How China’s biggest online influencers fell from their thrones
No one had foreseen just how fast three of China’s most powerful influencers would fall.
On June 3, Austin Li, a 30-year-old livestreamer with over 60 million followers on the Alibaba-owned e-commerce platform Taobao, abruptly cut off a stream after a tank-shaped ice cream dessert appeared on the screen. While he later posted that it was due to “technical difficulties,” most people understand it as having triggered government censors, who interpreted it as a reference to the anniversary of the June 4 Tiananmen Square protests and massacre. Li isn’t known to have been arrested, and his account remains active, but he hasn’t streamed or posted on social media since that day. Fans and observers suspect he may not be allowed to stream again.
In China, livestreaming e-commerce is a massive industry worth over $180 billion. Combining QVC-style TV marketing with the live interaction and convenience made possible by smartphones, these streams drew in 388 million Chinese viewers in 2020. It took the industry half a decade to hit its peak, and influencers like Li have risen to rival the popularity of A-list celebrities in China. They’ve been endorsed by the central government as innovators and job creators, and they have been known to facilitate billions of dollars’ worth of online purchases in one night. Their status as retail rainmakers has given them immense power over sellers, including giant multinational corporations, influencing who gets featured and what prices should be.

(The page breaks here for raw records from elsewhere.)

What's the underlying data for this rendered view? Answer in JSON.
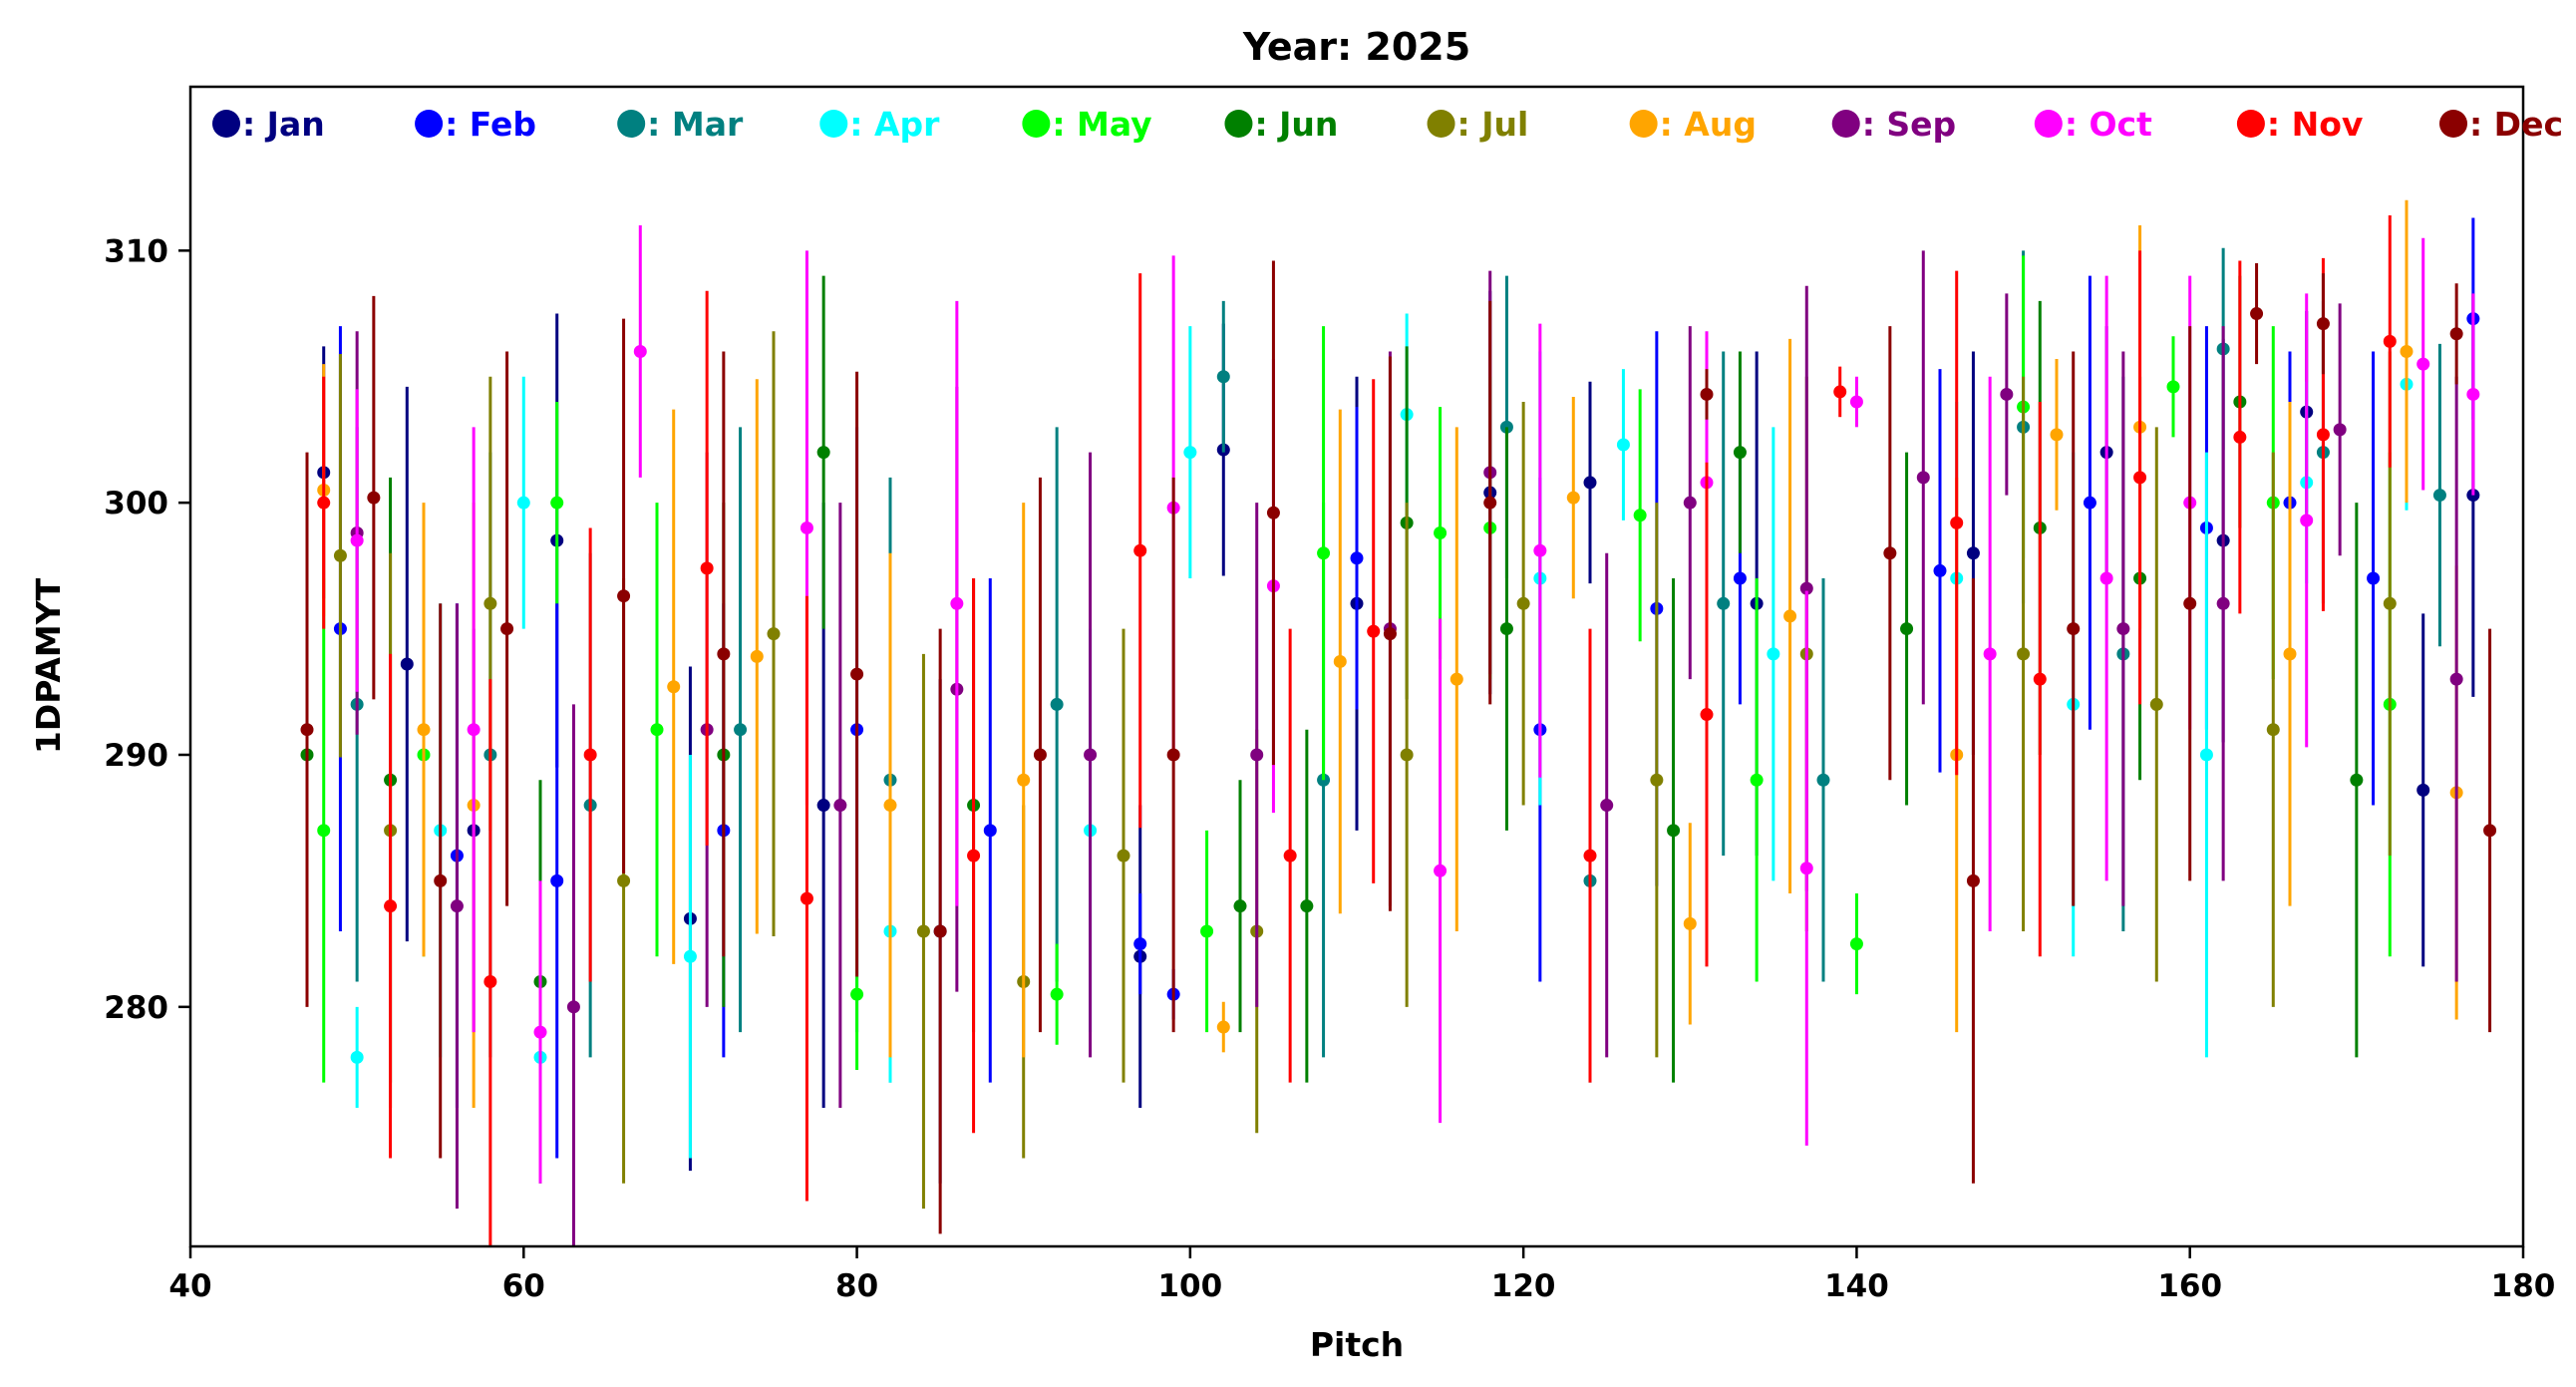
{
  "chart_data": {
    "type": "scatter",
    "title": "Year: 2025",
    "xlabel": "Pitch",
    "ylabel": "1DPAMYT",
    "xlim": [
      40,
      180
    ],
    "ylim": [
      270.5,
      316.5
    ],
    "x_ticks": [
      40,
      60,
      80,
      100,
      120,
      140,
      160,
      180
    ],
    "y_ticks": [
      280,
      290,
      300,
      310
    ],
    "grid": false,
    "legend_placement": "top, single row inside axes",
    "error_bars": true,
    "legend": [
      {
        "label": "Jan",
        "color": "#000080"
      },
      {
        "label": "Feb",
        "color": "#0000ff"
      },
      {
        "label": "Mar",
        "color": "#008080"
      },
      {
        "label": "Apr",
        "color": "#00ffff"
      },
      {
        "label": "May",
        "color": "#00ff00"
      },
      {
        "label": "Jun",
        "color": "#008000"
      },
      {
        "label": "Jul",
        "color": "#808000"
      },
      {
        "label": "Aug",
        "color": "#ffa500"
      },
      {
        "label": "Sep",
        "color": "#800080"
      },
      {
        "label": "Oct",
        "color": "#ff00ff"
      },
      {
        "label": "Nov",
        "color": "#ff0000"
      },
      {
        "label": "Dec",
        "color": "#8b0000"
      }
    ],
    "series": [
      {
        "name": "Jan",
        "points": [
          [
            48,
            301.2,
            5
          ],
          [
            53,
            293.6,
            11
          ],
          [
            57,
            287.0,
            8
          ],
          [
            62,
            298.5,
            9
          ],
          [
            70,
            283.5,
            10
          ],
          [
            78,
            288.0,
            12
          ],
          [
            85,
            283.0,
            10
          ],
          [
            97,
            282.0,
            6
          ],
          [
            102,
            302.1,
            5
          ],
          [
            110,
            296.0,
            9
          ],
          [
            118,
            300.4,
            8
          ],
          [
            124,
            300.8,
            4
          ],
          [
            134,
            296.0,
            10
          ],
          [
            147,
            298.0,
            8
          ],
          [
            155,
            302.0,
            5
          ],
          [
            162,
            298.5,
            8
          ],
          [
            167,
            303.6,
            4
          ],
          [
            174,
            288.6,
            7
          ],
          [
            177,
            300.3,
            8
          ]
        ]
      },
      {
        "name": "Feb",
        "points": [
          [
            49,
            295.0,
            12
          ],
          [
            56,
            286.0,
            10
          ],
          [
            62,
            285.0,
            11
          ],
          [
            72,
            287.0,
            9
          ],
          [
            80,
            291.0,
            12
          ],
          [
            88,
            287.0,
            10
          ],
          [
            97,
            282.5,
            2
          ],
          [
            99,
            280.5,
            1
          ],
          [
            110,
            297.8,
            6
          ],
          [
            121,
            291.0,
            10
          ],
          [
            128,
            295.8,
            11
          ],
          [
            133,
            297.0,
            5
          ],
          [
            145,
            297.3,
            8
          ],
          [
            154,
            300.0,
            9
          ],
          [
            161,
            299.0,
            8
          ],
          [
            166,
            300.0,
            6
          ],
          [
            171,
            297.0,
            9
          ],
          [
            177,
            307.3,
            4
          ]
        ]
      },
      {
        "name": "Mar",
        "points": [
          [
            50,
            292.0,
            11
          ],
          [
            58,
            290.0,
            12
          ],
          [
            64,
            288.0,
            10
          ],
          [
            73,
            291.0,
            12
          ],
          [
            82,
            289.0,
            12
          ],
          [
            92,
            292.0,
            11
          ],
          [
            102,
            305.0,
            3
          ],
          [
            108,
            289.0,
            11
          ],
          [
            119,
            303.0,
            6
          ],
          [
            124,
            285.0,
            8
          ],
          [
            132,
            296.0,
            10
          ],
          [
            138,
            289.0,
            8
          ],
          [
            150,
            303.0,
            7
          ],
          [
            156,
            294.0,
            11
          ],
          [
            162,
            306.1,
            4
          ],
          [
            168,
            302.0,
            6
          ],
          [
            175,
            300.3,
            6
          ]
        ]
      },
      {
        "name": "Apr",
        "points": [
          [
            50,
            278.0,
            2
          ],
          [
            55,
            287.0,
            9
          ],
          [
            60,
            300.0,
            5
          ],
          [
            61,
            278.0,
            1
          ],
          [
            70,
            282.0,
            8
          ],
          [
            82,
            283.0,
            6
          ],
          [
            94,
            287.0,
            8
          ],
          [
            100,
            302.0,
            5
          ],
          [
            113,
            303.5,
            4
          ],
          [
            121,
            297.0,
            9
          ],
          [
            126,
            302.3,
            3
          ],
          [
            135,
            294.0,
            9
          ],
          [
            146,
            297.0,
            7
          ],
          [
            153,
            292.0,
            10
          ],
          [
            161,
            290.0,
            12
          ],
          [
            167,
            300.8,
            4
          ],
          [
            173,
            304.7,
            5
          ]
        ]
      },
      {
        "name": "May",
        "points": [
          [
            48,
            287.0,
            10
          ],
          [
            54,
            290.0,
            8
          ],
          [
            62,
            300.0,
            4
          ],
          [
            68,
            291.0,
            9
          ],
          [
            80,
            280.5,
            3
          ],
          [
            92,
            280.5,
            2
          ],
          [
            101,
            283.0,
            4
          ],
          [
            108,
            298.0,
            9
          ],
          [
            115,
            298.8,
            5
          ],
          [
            118,
            299.0,
            6
          ],
          [
            127,
            299.5,
            5
          ],
          [
            134,
            289.0,
            8
          ],
          [
            140,
            282.5,
            2
          ],
          [
            150,
            303.8,
            6
          ],
          [
            159,
            304.6,
            2
          ],
          [
            165,
            300.0,
            7
          ],
          [
            172,
            292.0,
            10
          ]
        ]
      },
      {
        "name": "Jun",
        "points": [
          [
            47,
            290.0,
            8
          ],
          [
            52,
            289.0,
            12
          ],
          [
            61,
            281.0,
            8
          ],
          [
            72,
            290.0,
            10
          ],
          [
            78,
            302.0,
            7
          ],
          [
            87,
            288.0,
            9
          ],
          [
            103,
            284.0,
            5
          ],
          [
            107,
            284.0,
            7
          ],
          [
            113,
            299.2,
            7
          ],
          [
            119,
            295.0,
            8
          ],
          [
            129,
            287.0,
            10
          ],
          [
            133,
            302.0,
            4
          ],
          [
            143,
            295.0,
            7
          ],
          [
            151,
            299.0,
            9
          ],
          [
            157,
            297.0,
            8
          ],
          [
            163,
            304.0,
            5
          ],
          [
            170,
            289.0,
            11
          ]
        ]
      },
      {
        "name": "Jul",
        "points": [
          [
            49,
            297.9,
            8
          ],
          [
            52,
            287.0,
            11
          ],
          [
            58,
            296.0,
            9
          ],
          [
            66,
            285.0,
            12
          ],
          [
            75,
            294.8,
            12
          ],
          [
            84,
            283.0,
            11
          ],
          [
            90,
            281.0,
            7
          ],
          [
            96,
            286.0,
            9
          ],
          [
            104,
            283.0,
            8
          ],
          [
            113,
            290.0,
            10
          ],
          [
            120,
            296.0,
            8
          ],
          [
            128,
            289.0,
            11
          ],
          [
            137,
            294.0,
            11
          ],
          [
            150,
            294.0,
            11
          ],
          [
            158,
            292.0,
            11
          ],
          [
            165,
            291.0,
            11
          ],
          [
            172,
            296.0,
            10
          ]
        ]
      },
      {
        "name": "Aug",
        "points": [
          [
            48,
            300.5,
            5
          ],
          [
            54,
            291.0,
            9
          ],
          [
            57,
            288.0,
            12
          ],
          [
            69,
            292.7,
            11
          ],
          [
            74,
            293.9,
            11
          ],
          [
            82,
            288.0,
            10
          ],
          [
            90,
            289.0,
            11
          ],
          [
            102,
            279.2,
            1
          ],
          [
            109,
            293.7,
            10
          ],
          [
            116,
            293.0,
            10
          ],
          [
            123,
            300.2,
            4
          ],
          [
            130,
            283.3,
            4
          ],
          [
            136,
            295.5,
            11
          ],
          [
            146,
            290.0,
            11
          ],
          [
            152,
            302.7,
            3
          ],
          [
            157,
            303.0,
            8
          ],
          [
            166,
            294.0,
            10
          ],
          [
            173,
            306.0,
            6
          ],
          [
            176,
            288.5,
            9
          ]
        ]
      },
      {
        "name": "Sep",
        "points": [
          [
            50,
            298.8,
            8
          ],
          [
            56,
            284.0,
            12
          ],
          [
            63,
            280.0,
            12
          ],
          [
            71,
            291.0,
            11
          ],
          [
            79,
            288.0,
            12
          ],
          [
            86,
            292.6,
            12
          ],
          [
            94,
            290.0,
            12
          ],
          [
            104,
            290.0,
            10
          ],
          [
            112,
            295.0,
            11
          ],
          [
            118,
            301.2,
            8
          ],
          [
            125,
            288.0,
            10
          ],
          [
            130,
            300.0,
            7
          ],
          [
            137,
            296.6,
            12
          ],
          [
            144,
            301.0,
            9
          ],
          [
            149,
            304.3,
            4
          ],
          [
            156,
            295.0,
            11
          ],
          [
            162,
            296.0,
            11
          ],
          [
            169,
            302.9,
            5
          ],
          [
            176,
            293.0,
            12
          ]
        ]
      },
      {
        "name": "Oct",
        "points": [
          [
            50,
            298.5,
            6
          ],
          [
            57,
            291.0,
            12
          ],
          [
            61,
            279.0,
            6
          ],
          [
            67,
            306.0,
            5
          ],
          [
            77,
            299.0,
            11
          ],
          [
            86,
            296.0,
            12
          ],
          [
            99,
            299.8,
            10
          ],
          [
            105,
            296.7,
            9
          ],
          [
            115,
            285.4,
            10
          ],
          [
            121,
            298.1,
            9
          ],
          [
            131,
            300.8,
            6
          ],
          [
            137,
            285.5,
            11
          ],
          [
            140,
            304.0,
            1
          ],
          [
            148,
            294.0,
            11
          ],
          [
            155,
            297.0,
            12
          ],
          [
            160,
            300.0,
            9
          ],
          [
            167,
            299.3,
            9
          ],
          [
            174,
            305.5,
            5
          ],
          [
            177,
            304.3,
            4
          ]
        ]
      },
      {
        "name": "Nov",
        "points": [
          [
            48,
            300.0,
            5
          ],
          [
            52,
            284.0,
            10
          ],
          [
            58,
            281.0,
            12
          ],
          [
            64,
            290.0,
            9
          ],
          [
            71,
            297.4,
            11
          ],
          [
            77,
            284.3,
            12
          ],
          [
            87,
            286.0,
            11
          ],
          [
            97,
            298.1,
            11
          ],
          [
            106,
            286.0,
            9
          ],
          [
            111,
            294.9,
            10
          ],
          [
            124,
            286.0,
            9
          ],
          [
            131,
            291.6,
            10
          ],
          [
            139,
            304.4,
            1
          ],
          [
            146,
            299.2,
            10
          ],
          [
            151,
            293.0,
            11
          ],
          [
            157,
            301.0,
            9
          ],
          [
            163,
            302.6,
            7
          ],
          [
            168,
            302.7,
            7
          ],
          [
            172,
            306.4,
            5
          ]
        ]
      },
      {
        "name": "Dec",
        "points": [
          [
            47,
            291.0,
            11
          ],
          [
            51,
            300.2,
            8
          ],
          [
            55,
            285.0,
            11
          ],
          [
            59,
            295.0,
            11
          ],
          [
            66,
            296.3,
            11
          ],
          [
            72,
            294.0,
            12
          ],
          [
            80,
            293.2,
            12
          ],
          [
            85,
            283.0,
            12
          ],
          [
            91,
            290.0,
            11
          ],
          [
            99,
            290.0,
            11
          ],
          [
            105,
            299.6,
            10
          ],
          [
            112,
            294.8,
            11
          ],
          [
            118,
            300.0,
            8
          ],
          [
            131,
            304.3,
            1
          ],
          [
            142,
            298.0,
            9
          ],
          [
            147,
            285.0,
            12
          ],
          [
            153,
            295.0,
            11
          ],
          [
            160,
            296.0,
            11
          ],
          [
            164,
            307.5,
            2
          ],
          [
            168,
            307.1,
            2
          ],
          [
            176,
            306.7,
            2
          ],
          [
            178,
            287.0,
            8
          ]
        ]
      }
    ]
  }
}
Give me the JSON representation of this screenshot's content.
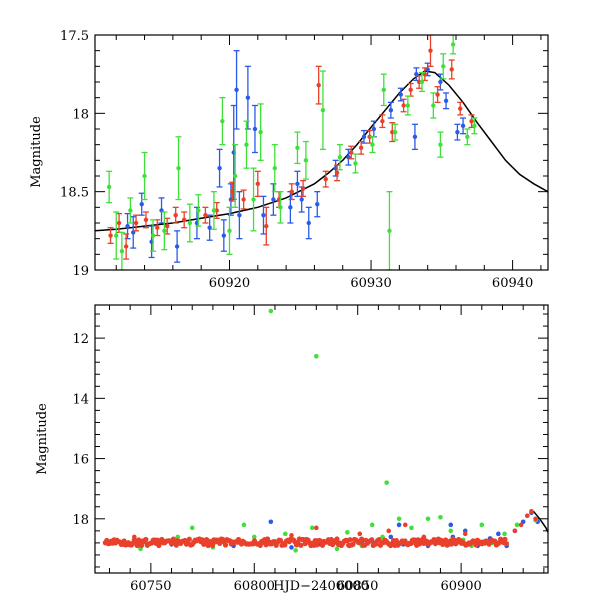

But in Li’s and at least two other cases, these online empires were toppled overnight in what appears to be a government crackdown extending back to late 2021.
As 2021 was drawing to a close, Taobao’s most- and third-most-followed livestreaming influencers, Huang Wei (known as Viya online) and Zhu Chenhui (known as Cherie), were suddenly fined millions of dollars for tax evasion by a local tax authority in Hangzhou. Even after they each made public apologies, their Taobao accounts and other social media presence disappeared. They never livestreamed again.
Before that, influencers at their level were considered too big and too important for the tech platforms and the industry to turn against, but the harsh response suggested otherwise. The industry is still processing its aftermath. Austin Li, who survived the crackdown (he is said to have had clean tax records), was a major beneficiary of Huang and Zhu’s downfall, absorbing the traffic, attention, and business deals his peers left behind. That is, until this week.
The fall of these mega-influencers means a power reshuffle inside the industry, as the money and attention they commanded could now be diverted to smaller players. Taobao, the platform where most of these activities take place, also started a campaign in January 2022 to help small and midlevel influencers with cash rewards and traffic support.
And the events have changed the overall dynamics between influencers and brands. For one thing, the deep discounts that customers used to get through big-time influencers aren’t likely to remain if brands are making deals with livestreamers who have much smaller followings. And instead of relying on influencers’ huge reach, many brands are now building their own livestreaming channels. “This might be good news for brands, as customers might go to their self-operated live sessions,” says Jialu Shan, a research fellow at the Global Center for Digital Business Transformation, “but definitely bad news for customers, as they can’t enjoy the cheap deals which only livestreamers like Li and Viya can bring.”
The top influencers’ fate is also a clear signal that livestreaming e-commerce cannot escape government scrutiny. “Big-name celebrity KOLs (Key Opinion Leaders) have evolved into a huge business and are now essential in e-commerce. But along with multimillion-dollar paydays and high visibility comes the risks of microscopic scrutiny and social media blowback,” says Franklin Chu, the US managing director of marketing company Azoya International, which has worked with Austin Li in the past.
Along with tax responsibilities and content censorship, livestreaming e-commerce influencers are also dealing with increasing regulations that hold them accountable for things like product quality control, proper reporting of their sales numbers, and minors’ participation in livestreams. Since 2020, the government has released multiple regulatory documents that address different aspects of the business, putting the industry under close watch.
While influencers like Huang and Zhu have disappeared from the internet, their marketing and business teams are struggling to remain in the industry. Their assistants have become influencers themselves, claiming they are no longer involved with the companies that supported their celebrity former bosses, but Chinese media have reported that it’s pretty much still the same teams involved.
If that tank-shaped ice cream appearance does turn out to end Li’s career, this is probably what his company, Meione, will do too. But no statement has been made by his team, the tech platforms, or the regulator yet, leaving an anxious waiting game for millions of his fans. They won’t be the only ones rejoicing if he can return to his daily livestreams: the sellers and marketing agencies who have benefited from his popularity will join them. “Azoya has worked with him successfully in the past and likely would do so again, assuming there are no dramatic declines in his marketing effectiveness,” says Franklin Chu.